Remember though the claim is person X saying if you don't allow Y the likelihood of trans people killing themselves goes up. The person making that argument may not themselves be trans.

So if Bob says hey, if you take Linda's ability to buy QVC knick-knacks from her she might kill herself AND I think Bob is correct then yes I might have to rethink my strategy. Because being dead is (generally) worse than having zero money. So perhaps now I allow Linda to spend some money on QVC or I try to get the channel removed in her home and evaluate how that affects her suicidal ideation. If my job is to get the best outcome for Linda, then Linda being dead is a failure and Linda being zonked out on Thorazine for the rest of her life is a failure. Linda spending 30% of her money on QVC is probably worse than her spending 0% (unless she is buying Zorbeez, those things were great!) but it is better than her being dead etc.

If Bob is wrong then I'm fine, but I can't necessarily tell that. Now if we assume Bob also suffers from the same issue as Linda, that doesn't mean he is wrong about her suicide risk. He might be trying to trick me because he thinks it might be precedent for him getting access to QVC back or he might have more insight because he suffers the same way. But you can't I think just ASSUME he is acting in bad faith. Is his claim plausible? Is it plausible that people suffering from dysphoria who aren't transitioned may kill themselves in greater numbers? And the answer appears to be yes, that is plausible. It's not that I think that it is plausible BECAUSE of Bob, he is just a vector for that information.

If he said, If you don't transition people they run the risk of turning into balloons and floating into space, I would say. Well I think I am ok taking that risk, thanks Bob.

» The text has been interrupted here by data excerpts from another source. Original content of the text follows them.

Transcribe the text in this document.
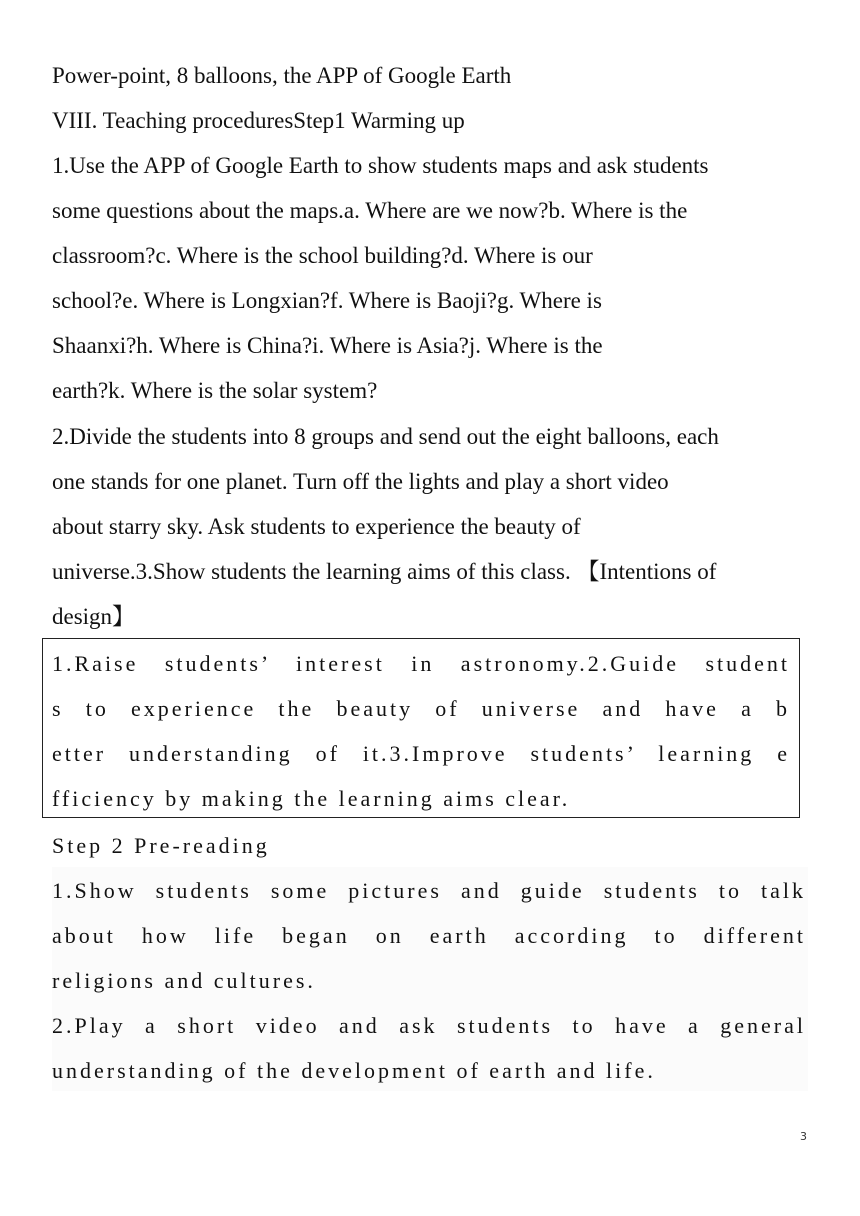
Power-point, 8 balloons, the APP of Google Earth

VIII. Teaching proceduresStep1 Warming up

1.Use the APP of Google Earth to show students maps and ask students

some questions about the maps.a. Where are we now?b. Where is the

classroom?c. Where is the school building?d. Where is our

school?e. Where is Longxian?f. Where is Baoji?g. Where is

Shaanxi?h. Where is China?i. Where is Asia?j. Where is the

earth?k. Where is the solar system?

2.Divide the students into 8 groups and send out the eight balloons, each

one stands for one planet. Turn off the lights and play a short video

about starry sky. Ask students to experience the beauty of

universe.3.Show students the learning aims of this class. 【Intentions of

design】

1.Raise students’ interest in astronomy.2.Guide student

s to experience the beauty of universe and have a b

etter understanding of it.3.Improve students’ learning e

fficiency by making the learning aims clear.

Step 2 Pre-reading

1.Show students some pictures and guide students to talk

about how life began on earth according to different

religions and cultures.

2.Play a short video and ask students to have a general

understanding of the development of earth and life.

3
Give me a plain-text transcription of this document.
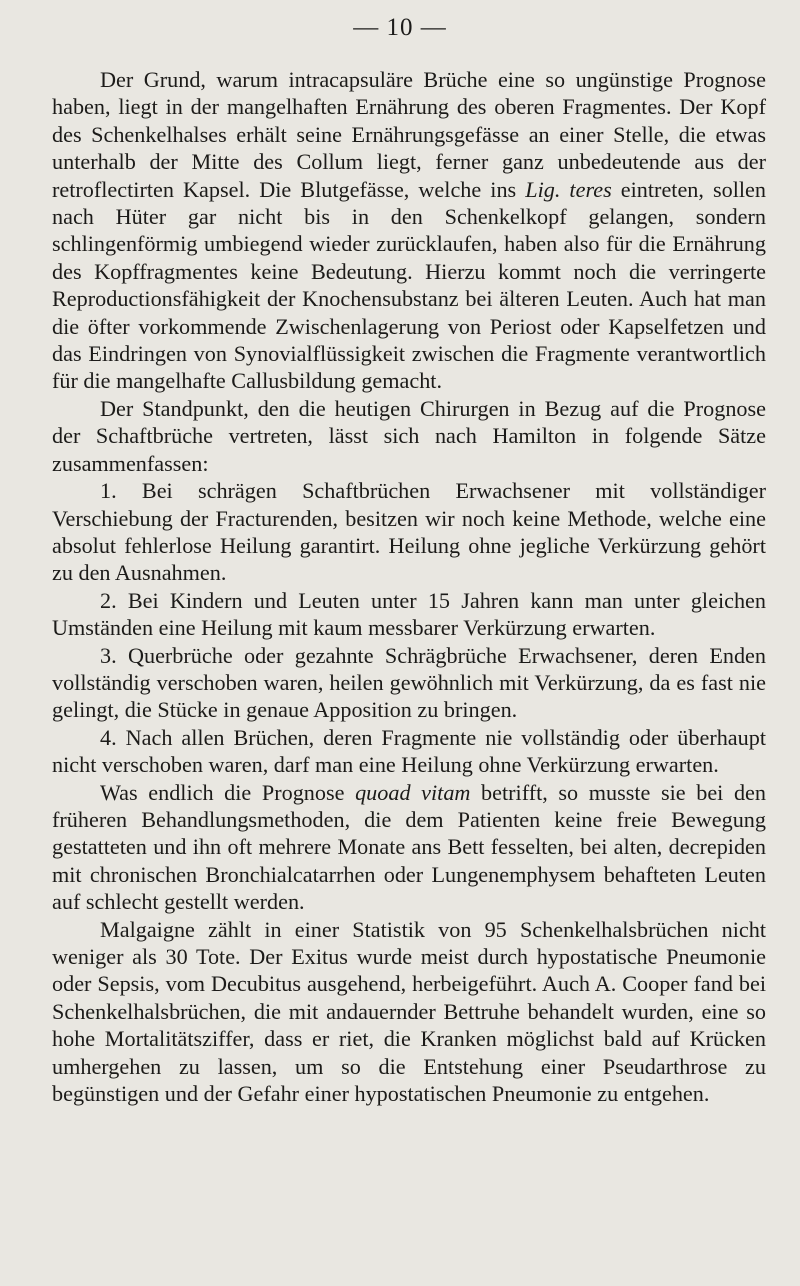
— 10 —

Der Grund, warum intracapsuläre Brüche eine so ungünstige Prognose haben, liegt in der mangelhaften Ernährung des oberen Fragmentes. Der Kopf des Schenkelhalses erhält seine Ernährungsgefässe an einer Stelle, die etwas unterhalb der Mitte des Collum liegt, ferner ganz unbedeutende aus der retroflectirten Kapsel. Die Blutgefässe, welche ins Lig. teres eintreten, sollen nach Hüter gar nicht bis in den Schenkelkopf gelangen, sondern schlingenförmig umbiegend wieder zurücklaufen, haben also für die Ernährung des Kopffragmentes keine Bedeutung. Hierzu kommt noch die verringerte Reproductionsfähigkeit der Knochensubstanz bei älteren Leuten. Auch hat man die öfter vorkommende Zwischenlagerung von Periost oder Kapselfetzen und das Eindringen von Synovialflüssigkeit zwischen die Fragmente verantwortlich für die mangelhafte Callusbildung gemacht.

Der Standpunkt, den die heutigen Chirurgen in Bezug auf die Prognose der Schaftbrüche vertreten, lässt sich nach Hamilton in folgende Sätze zusammenfassen:

1. Bei schrägen Schaftbrüchen Erwachsener mit vollständiger Verschiebung der Fracturenden, besitzen wir noch keine Methode, welche eine absolut fehlerlose Heilung garantirt. Heilung ohne jegliche Verkürzung gehört zu den Ausnahmen.

2. Bei Kindern und Leuten unter 15 Jahren kann man unter gleichen Umständen eine Heilung mit kaum messbarer Verkürzung erwarten.

3. Querbrüche oder gezahnte Schrägbrüche Erwachsener, deren Enden vollständig verschoben waren, heilen gewöhnlich mit Verkürzung, da es fast nie gelingt, die Stücke in genaue Apposition zu bringen.

4. Nach allen Brüchen, deren Fragmente nie vollständig oder überhaupt nicht verschoben waren, darf man eine Heilung ohne Verkürzung erwarten.

Was endlich die Prognose quoad vitam betrifft, so musste sie bei den früheren Behandlungsmethoden, die dem Patienten keine freie Bewegung gestatteten und ihn oft mehrere Monate ans Bett fesselten, bei alten, decrepiden mit chronischen Bronchialcatarrhen oder Lungenemphysem behafteten Leuten auf schlecht gestellt werden.

Malgaigne zählt in einer Statistik von 95 Schenkelhalsbrüchen nicht weniger als 30 Tote. Der Exitus wurde meist durch hypostatische Pneumonie oder Sepsis, vom Decubitus ausgehend, herbeigeführt. Auch A. Cooper fand bei Schenkelhalsbrüchen, die mit andauernder Bettruhe behandelt wurden, eine so hohe Mortalitätsziffer, dass er riet, die Kranken möglichst bald auf Krücken umhergehen zu lassen, um so die Entstehung einer Pseudarthrose zu begünstigen und der Gefahr einer hypostatischen Pneumonie zu entgehen.
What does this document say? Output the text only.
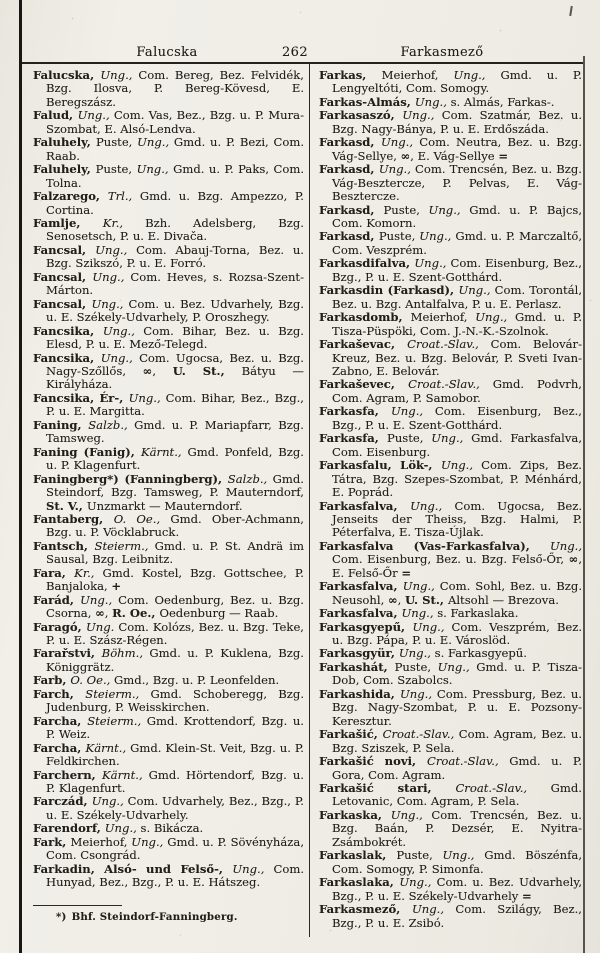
Falucska	262	Farkasmező

Falucska, Ung., Com. Bereg, Bez. Felvidék, Bzg. Ilosva, P. Bereg-Kövesd, E. Beregszász.

Falud, Ung., Com. Vas, Bez., Bzg. u. P. Mura-Szombat, E. Alsó-Lendva.

Faluhely, Puste, Ung., Gmd. u. P. Bezi, Com. Raab.

Faluhely, Puste, Ung., Gmd. u. P. Paks, Com. Tolna.

Falzarego, Trl., Gmd. u. Bzg. Ampezzo, P. Cortina.

Famlje, Kr., Bzh. Adelsberg, Bzg. Senosetsch, P. u. E. Divača.

Fancsal, Ung., Com. Abauj-Torna, Bez. u. Bzg. Szikszó, P. u. E. Forró.

Fancsal, Ung., Com. Heves, s. Rozsa-Szent-Márton.

Fancsal, Ung., Com. u. Bez. Udvarhely, Bzg. u. E. Székely-Udvarhely, P. Oroszhegy.

Fancsika, Ung., Com. Bihar, Bez. u. Bzg. Elesd, P. u. E. Mező-Telegd.

Fancsika, Ung., Com. Ugocsa, Bez. u. Bzg. Nagy-Szőllős, ∞, U. St., Bátyu — Királyháza.

Fancsika, Ér-, Ung., Com. Bihar, Bez., Bzg., P. u. E. Margitta.

Faning, Salzb., Gmd. u. P. Mariapfarr, Bzg. Tamsweg.

Faning (Fanig), Kärnt., Gmd. Ponfeld, Bzg. u. P. Klagenfurt.

Faningberg*) (Fanningberg), Salzb., Gmd. Steindorf, Bzg. Tamsweg, P. Mauterndorf, St. V., Unzmarkt — Mauterndorf.

Fantaberg, O. Oe., Gmd. Ober-Achmann, Bzg. u. P. Vöcklabruck.

Fantsch, Steierm., Gmd. u. P. St. Andrä im Sausal, Bzg. Leibnitz.

Fara, Kr., Gmd. Kostel, Bzg. Gottschee, P. Banjaloka, +

Farád, Ung., Com. Oedenburg, Bez. u. Bzg. Csorna, ∞, R. Oe., Oedenburg — Raab.

Faragó, Ung. Com. Kolózs, Bez. u. Bzg. Teke, P. u. E. Szász-Régen.

Farařstvi, Böhm., Gmd. u. P. Kuklena, Bzg. Königgrätz.

Farb, O. Oe., Gmd., Bzg. u. P. Leonfelden.

Farch, Steierm., Gmd. Schoberegg, Bzg. Judenburg, P. Weisskirchen.

Farcha, Steierm., Gmd. Krottendorf, Bzg. u. P. Weiz.

Farcha, Kärnt., Gmd. Klein-St. Veit, Bzg. u. P. Feldkirchen.

Farchern, Kärnt., Gmd. Hörtendorf, Bzg. u. P. Klagenfurt.

Farczád, Ung., Com. Udvarhely, Bez., Bzg., P. u. E. Székely-Udvarhely.

Farendorf, Ung., s. Bikácza.

Fark, Meierhof, Ung., Gmd. u. P. Sövényháza, Com. Csongrád.

Farkadin, Alsó- und Felső-, Ung., Com. Hunyad, Bez., Bzg., P. u. E. Hátszeg.

Farkas, Meierhof, Ung., Gmd. u. P. Lengyeltóti, Com. Somogy.

Farkas-Almás, Ung., s. Almás, Farkas-.

Farkasaszó, Ung., Com. Szatmár, Bez. u. Bzg. Nagy-Bánya, P. u. E. Erdőszáda.

Farkasd, Ung., Com. Neutra, Bez. u. Bzg. Vág-Sellye, ∞, E. Vág-Sellye =

Farkasd, Ung., Com. Trencsén, Bez. u. Bzg. Vág-Besztercze, P. Pelvas, E. Vág-Besztercze.

Farkasd, Puste, Ung., Gmd. u. P. Bajcs, Com. Komorn.

Farkasd, Puste, Ung., Gmd. u. P. Marczaltő, Com. Veszprém.

Farkasdifalva, Ung., Com. Eisenburg, Bez., Bzg., P. u. E. Szent-Gotthárd.

Farkasdin (Farkasd), Ung., Com. Torontál, Bez. u. Bzg. Antalfalva, P. u. E. Perlasz.

Farkasdomb, Meierhof, Ung., Gmd. u. P. Tisza-Püspöki, Com. J.-N.-K.-Szolnok.

Farkaševac, Croat.-Slav., Com. Belovár-Kreuz, Bez. u. Bzg. Belovár, P. Sveti Ivan-Zabno, E. Belovár.

Farkaševec, Croat.-Slav., Gmd. Podvrh, Com. Agram, P. Samobor.

Farkasfa, Ung., Com. Eisenburg, Bez., Bzg., P. u. E. Szent-Gotthárd.

Farkasfa, Puste, Ung., Gmd. Farkasfalva, Com. Eisenburg.

Farkasfalu, Lök-, Ung., Com. Zips, Bez. Tátra, Bzg. Szepes-Szombat, P. Ménhárd, E. Poprád.

Farkasfalva, Ung., Com. Ugocsa, Bez. Jenseits der Theiss, Bzg. Halmi, P. Péterfalva, E. Tisza-Újlak.

Farkasfalva (Vas-Farkasfalva), Ung., Com. Eisenburg, Bez. u. Bzg. Felső-Őr, ∞, E. Felső-Őr =

Farkasfalva, Ung., Com. Sohl, Bez. u. Bzg. Neusohl, ∞, U. St., Altsohl — Brezova.

Farkasfalva, Ung., s. Farkaslaka.

Farkasgyepű, Ung., Com. Veszprém, Bez. u. Bzg. Pápa, P. u. E. Városlöd.

Farkasgyür, Ung., s. Farkasgyepű.

Farkashát, Puste, Ung., Gmd. u. P. Tisza-Dob, Com. Szabolcs.

Farkashida, Ung., Com. Pressburg, Bez. u. Bzg. Nagy-Szombat, P. u. E. Pozsony-Keresztur.

Farkašić, Croat.-Slav., Com. Agram, Bez. u. Bzg. Sziszek, P. Sela.

Farkašić novi, Croat.-Slav., Gmd. u. P. Gora, Com. Agram.

Farkašić stari, Croat.-Slav., Gmd. Letovanic, Com. Agram, P. Sela.

Farkaska, Ung., Com. Trencsén, Bez. u. Bzg. Baán, P. Dezsér, E. Nyitra-Zsámbokrét.

Farkaslak, Puste, Ung., Gmd. Böszénfa, Com. Somogy, P. Simonfa.

Farkaslaka, Ung., Com. u. Bez. Udvarhely, Bzg., P. u. E. Székely-Udvarhely =

Farkasmező, Ung., Com. Szilágy, Bez., Bzg., P. u. E. Zsibó.

*) Bhf. Steindorf-Fanningberg.
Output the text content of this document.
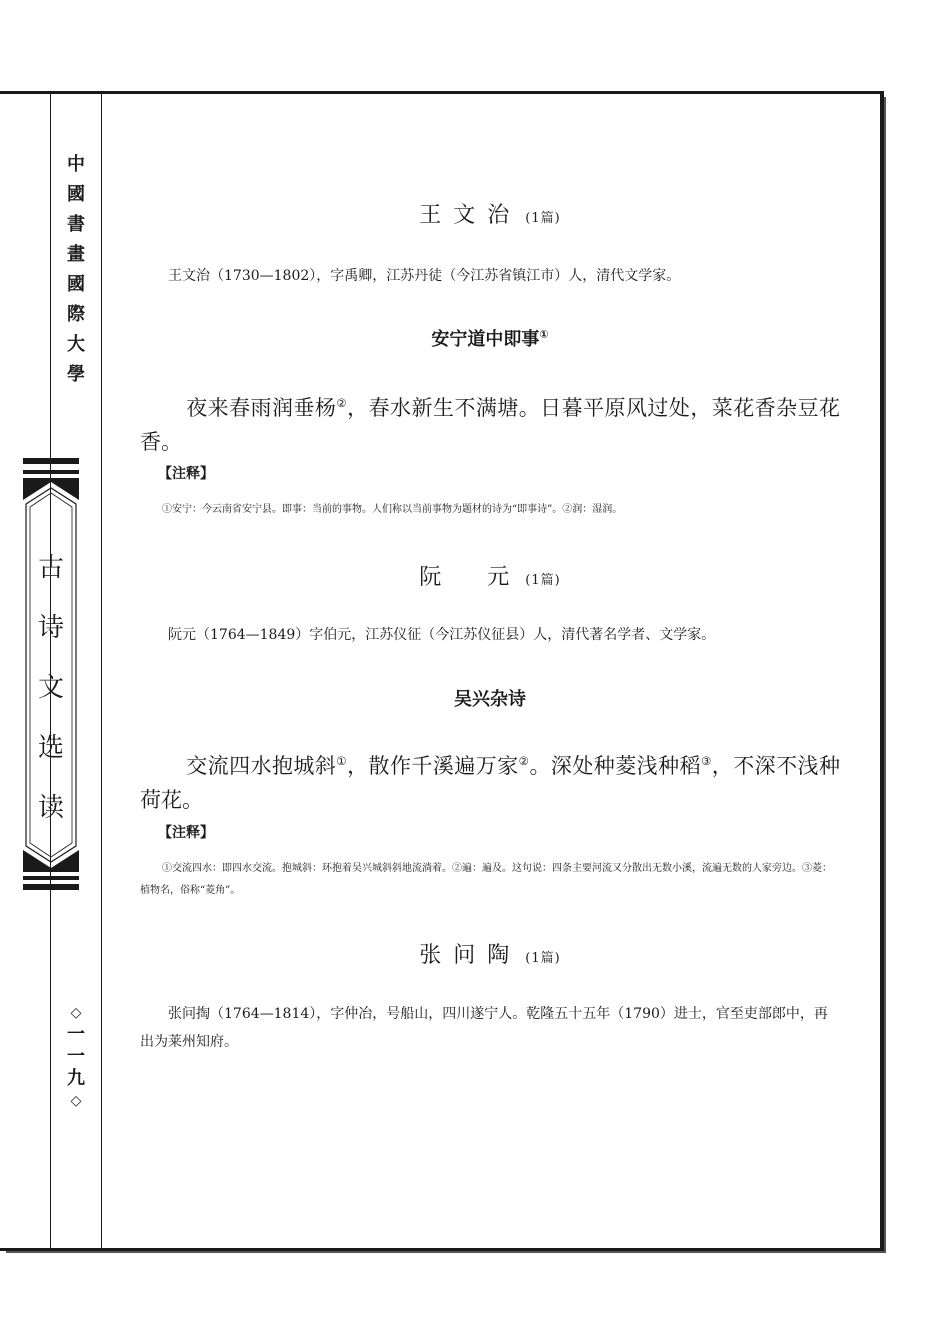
中
國
書
畫
國
際
大
學
古
诗
文
选
读
◇
一
一
九
◇
王文治 (1篇)
王文治（1730—1802），字禹卿，江苏丹徒（今江苏省镇江市）人，清代文学家。
安宁道中即事①
夜来春雨润垂杨②，春水新生不满塘。日暮平原风过处，菜花香杂豆花香。
【注释】
①安宁：今云南省安宁县。即事：当前的事物。人们称以当前事物为题材的诗为“即事诗”。②润：湿润。
阮　元 (1篇)
阮元（1764—1849）字伯元，江苏仪征（今江苏仪征县）人，清代著名学者、文学家。
吴兴杂诗
交流四水抱城斜①，散作千溪遍万家②。深处种菱浅种稻③，不深不浅种荷花。
【注释】
①交流四水：即四水交流。抱城斜：环抱着吴兴城斜斜地流淌着。②遍：遍及。这句说：四条主要河流又分散出无数小溪，流遍无数的人家旁边。③菱：植物名，俗称“菱角”。
张问陶 (1篇)
张问掏（1764—1814），字仲冶，号船山，四川遂宁人。乾隆五十五年（1790）进士，官至吏部郎中，再出为莱州知府。
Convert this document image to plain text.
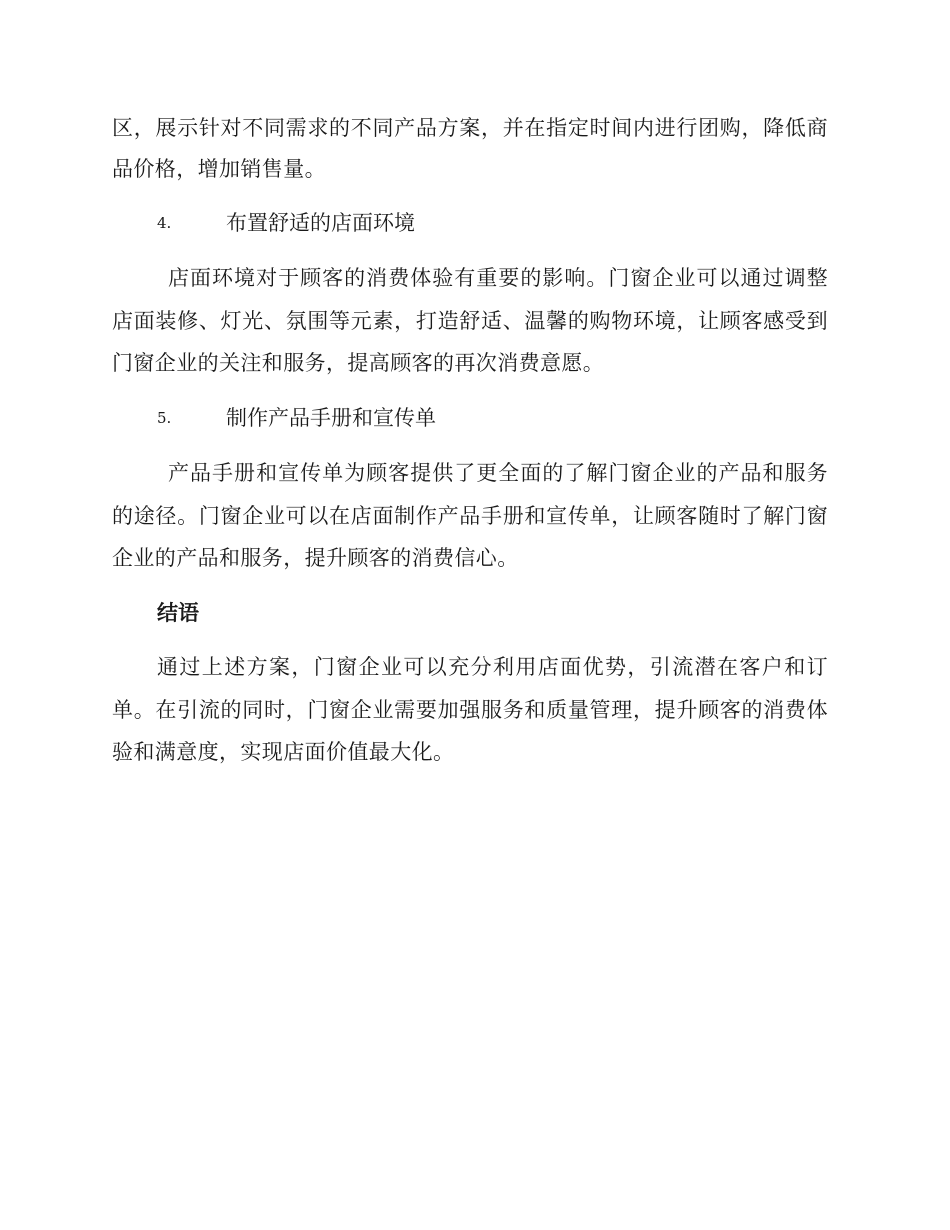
区，展示针对不同需求的不同产品方案，并在指定时间内进行团购，降低商
品价格，增加销售量。
4.	布置舒适的店面环境
店面环境对于顾客的消费体验有重要的影响。门窗企业可以通过调整
店面装修、灯光、氛围等元素，打造舒适、温馨的购物环境，让顾客感受到
门窗企业的关注和服务，提高顾客的再次消费意愿。
5.	制作产品手册和宣传单
产品手册和宣传单为顾客提供了更全面的了解门窗企业的产品和服务
的途径。门窗企业可以在店面制作产品手册和宣传单，让顾客随时了解门窗
企业的产品和服务，提升顾客的消费信心。
结语
通过上述方案，门窗企业可以充分利用店面优势，引流潜在客户和订
单。在引流的同时，门窗企业需要加强服务和质量管理，提升顾客的消费体
验和满意度，实现店面价值最大化。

I think you're too stuck on whether this is technically a threat or not. the metaphor to interpersonal threats of self harm is just a metaphor. There are two components to the objection I think people are making here. One is that the ask on the trans camp isn't for us to give them some neutral treatment, it's to validate truth claims that many of us find would make liars of us. And the practice used to demand these truth claims be validated is not argument but claims of harm, and not even just harm but self inflicted harm which to many people is a completely different category of harm that you don't seem to ever acknowledge as different. When you combine these things together you create a dynamic where reality gets defined by whichever group is most willing to harm itself to get its way. This is a dynamic that many of us viscerally reject, we cannot operate society this way. So in the end we're not really willing to weigh the 'costs' here because the costs are effectively infinite or the entirety of society breaking down. It genuinely matters more what is true than whether people will harm themselves if faced with reality.

it's to validate truth claims that many of us find would make liars of us.

Which is I think definitely is a reasonable objection to be clear.

My view is one of a bureaucrat, at societal level decisions, for example people smoke themselves to death or drink themselves to death and you still need to try and stop it happening as a government even though they are in some views responsible for their own problems. While balancing peoples rights to eat and inhale things. If you peel off self inflicted harms, it includes everything from weight to speeding, but that doesn't stop us putting in speed bumps and mandating better calorie labelling on food.

So society already operates in order to try and reduce self-inflicted harms while not removing freedoms entirely.

I hit go too early and tried to edit in a bit more before but you beat me to it. I don't think these costs can be so rationally weighed.